Kemenkes Ajak Masyarakat Komitmen “STOP” AIDS dan Hapus Stigma yang Salah

Written by on November 29, 2019

Jakarta. Kasubdit HIV AIDS dan PIMS Kemenkes, Dr. Sedya Dwisangka mengajak masyarakat untuk berkomitmen mencegah penularan penyakit tersebut, khususnya para remaja. Hal itu ia paparkan dalam dialog interaktif dengan mahasiswa dan pelajar di Aula Siwabesy, Gedung Kementerian Kesehatan, Jakarta Selatan, pada Kamis (28/11/19)

Dialog yang baru dimulai pukul 14.00 ini berlangsung secara meriah. Mulai dari pemaparan informasi oleh pembicara lalu sesi tanya jawab dengan peserta .Dengan memperingati Hari AIDS Sedunia yang jatuh pada  1 Desember, dialog ini dilaksanakan untuk memberikan edukasi dan pencegahan terkait bahaya penyakit Infeksi Menular Seksual (IMS) kepada para mahasiswa, pelajar, dan guru-guru yang terlibat langsung dalam proses pembelajaran tersebut.

Dr.
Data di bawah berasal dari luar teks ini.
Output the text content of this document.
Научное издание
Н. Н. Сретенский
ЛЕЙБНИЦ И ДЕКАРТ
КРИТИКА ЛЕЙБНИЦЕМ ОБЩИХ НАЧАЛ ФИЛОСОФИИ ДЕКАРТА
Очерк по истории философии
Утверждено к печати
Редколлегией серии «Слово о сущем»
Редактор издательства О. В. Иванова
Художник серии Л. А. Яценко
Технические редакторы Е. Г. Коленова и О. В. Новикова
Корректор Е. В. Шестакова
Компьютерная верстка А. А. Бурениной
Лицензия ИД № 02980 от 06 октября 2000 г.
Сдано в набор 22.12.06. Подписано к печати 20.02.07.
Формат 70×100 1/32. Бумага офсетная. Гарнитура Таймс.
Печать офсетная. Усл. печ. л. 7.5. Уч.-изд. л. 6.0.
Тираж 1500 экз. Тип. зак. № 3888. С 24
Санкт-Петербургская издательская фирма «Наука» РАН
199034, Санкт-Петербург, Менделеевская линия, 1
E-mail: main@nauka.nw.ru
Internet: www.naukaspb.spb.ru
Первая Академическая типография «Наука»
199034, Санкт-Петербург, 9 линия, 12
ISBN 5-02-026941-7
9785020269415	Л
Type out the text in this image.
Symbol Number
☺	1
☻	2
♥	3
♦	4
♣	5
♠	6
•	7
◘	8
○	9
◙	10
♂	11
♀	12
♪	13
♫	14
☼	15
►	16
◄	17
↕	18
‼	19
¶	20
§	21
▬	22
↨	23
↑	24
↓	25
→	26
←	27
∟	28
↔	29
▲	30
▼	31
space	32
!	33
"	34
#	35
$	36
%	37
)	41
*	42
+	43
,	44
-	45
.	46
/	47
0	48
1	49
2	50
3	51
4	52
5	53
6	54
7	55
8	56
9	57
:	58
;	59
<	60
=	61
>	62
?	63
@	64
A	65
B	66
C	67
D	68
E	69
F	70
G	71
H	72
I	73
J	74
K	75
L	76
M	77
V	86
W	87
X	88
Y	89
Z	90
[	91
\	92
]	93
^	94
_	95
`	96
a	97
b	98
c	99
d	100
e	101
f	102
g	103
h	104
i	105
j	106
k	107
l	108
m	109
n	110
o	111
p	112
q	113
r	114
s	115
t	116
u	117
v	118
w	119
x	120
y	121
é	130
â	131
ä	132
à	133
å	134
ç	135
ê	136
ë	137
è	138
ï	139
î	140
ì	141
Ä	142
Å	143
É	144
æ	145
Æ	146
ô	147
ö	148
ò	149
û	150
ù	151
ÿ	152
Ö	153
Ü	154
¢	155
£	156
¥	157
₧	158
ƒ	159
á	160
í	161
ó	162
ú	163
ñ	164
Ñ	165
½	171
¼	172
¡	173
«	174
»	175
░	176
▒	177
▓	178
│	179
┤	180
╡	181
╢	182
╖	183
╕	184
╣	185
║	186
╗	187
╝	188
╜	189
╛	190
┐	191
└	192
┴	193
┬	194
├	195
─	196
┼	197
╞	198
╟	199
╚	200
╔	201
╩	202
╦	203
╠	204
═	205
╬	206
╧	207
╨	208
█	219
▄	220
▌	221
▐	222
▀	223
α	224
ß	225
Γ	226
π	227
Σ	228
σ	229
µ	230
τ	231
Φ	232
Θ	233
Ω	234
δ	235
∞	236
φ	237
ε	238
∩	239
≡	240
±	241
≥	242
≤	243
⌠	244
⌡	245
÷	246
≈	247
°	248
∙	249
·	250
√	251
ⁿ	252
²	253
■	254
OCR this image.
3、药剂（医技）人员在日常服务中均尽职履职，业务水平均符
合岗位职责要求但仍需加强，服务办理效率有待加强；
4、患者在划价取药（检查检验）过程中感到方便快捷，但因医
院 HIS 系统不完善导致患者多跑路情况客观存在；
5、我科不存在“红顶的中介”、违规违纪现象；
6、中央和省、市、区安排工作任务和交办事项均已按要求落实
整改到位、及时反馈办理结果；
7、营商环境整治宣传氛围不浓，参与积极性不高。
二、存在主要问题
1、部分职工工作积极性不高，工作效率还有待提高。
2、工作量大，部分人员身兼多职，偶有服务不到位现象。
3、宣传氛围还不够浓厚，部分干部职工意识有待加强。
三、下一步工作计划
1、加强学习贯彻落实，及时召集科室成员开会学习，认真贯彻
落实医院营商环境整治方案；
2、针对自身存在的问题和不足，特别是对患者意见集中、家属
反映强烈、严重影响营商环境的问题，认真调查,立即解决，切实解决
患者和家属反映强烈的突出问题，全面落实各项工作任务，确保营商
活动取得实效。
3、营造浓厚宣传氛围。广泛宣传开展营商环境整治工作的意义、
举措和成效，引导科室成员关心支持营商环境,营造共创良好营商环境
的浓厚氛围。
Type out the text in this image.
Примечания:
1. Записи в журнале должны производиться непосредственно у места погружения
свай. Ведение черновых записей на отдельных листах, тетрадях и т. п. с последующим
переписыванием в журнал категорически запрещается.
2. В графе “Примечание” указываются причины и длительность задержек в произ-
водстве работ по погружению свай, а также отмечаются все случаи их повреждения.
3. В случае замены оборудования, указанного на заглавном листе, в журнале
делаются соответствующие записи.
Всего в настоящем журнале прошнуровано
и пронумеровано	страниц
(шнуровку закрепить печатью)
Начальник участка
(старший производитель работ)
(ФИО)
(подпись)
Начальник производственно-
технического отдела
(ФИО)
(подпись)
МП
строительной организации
Sedya memaparkan langkah yang dilakukan untuk mencegah penularan penyakit tersebut dengan 4 langkah yaitu dengan cara STOP. Huruf S, yaitu Suluh artinya pemaparan harus tahu apa-apa saja yang beresiko dan faktor-faktornya. Kemudian ada T, yaitu temukan apabila terdapat indikasi dengan cara Tes kesehatan. Selanjutnya ada huruf O, Obat, artinya jika terinfeksi harus dilakukan pengobatan, yang terakhir ada P yaitu Pertahankan, artinya pertahankan mengonsumsi obat secara rutin dan pola hidup sehat.

Liana Oktavia, selaku peserta menjelaskan terkait jalannya dialog yang berlangsung secara positif dan berjalan dengan dua arah hingga berbicara tentang stigma yang salah selama ini berkembang di masyarakat. Liana juga merasa bahwa kita juga harus semakin tahu tentang penyakit IMS khusunya AIDS agar kita semakin tahu dan peduli terhadap orang di sekitar kita.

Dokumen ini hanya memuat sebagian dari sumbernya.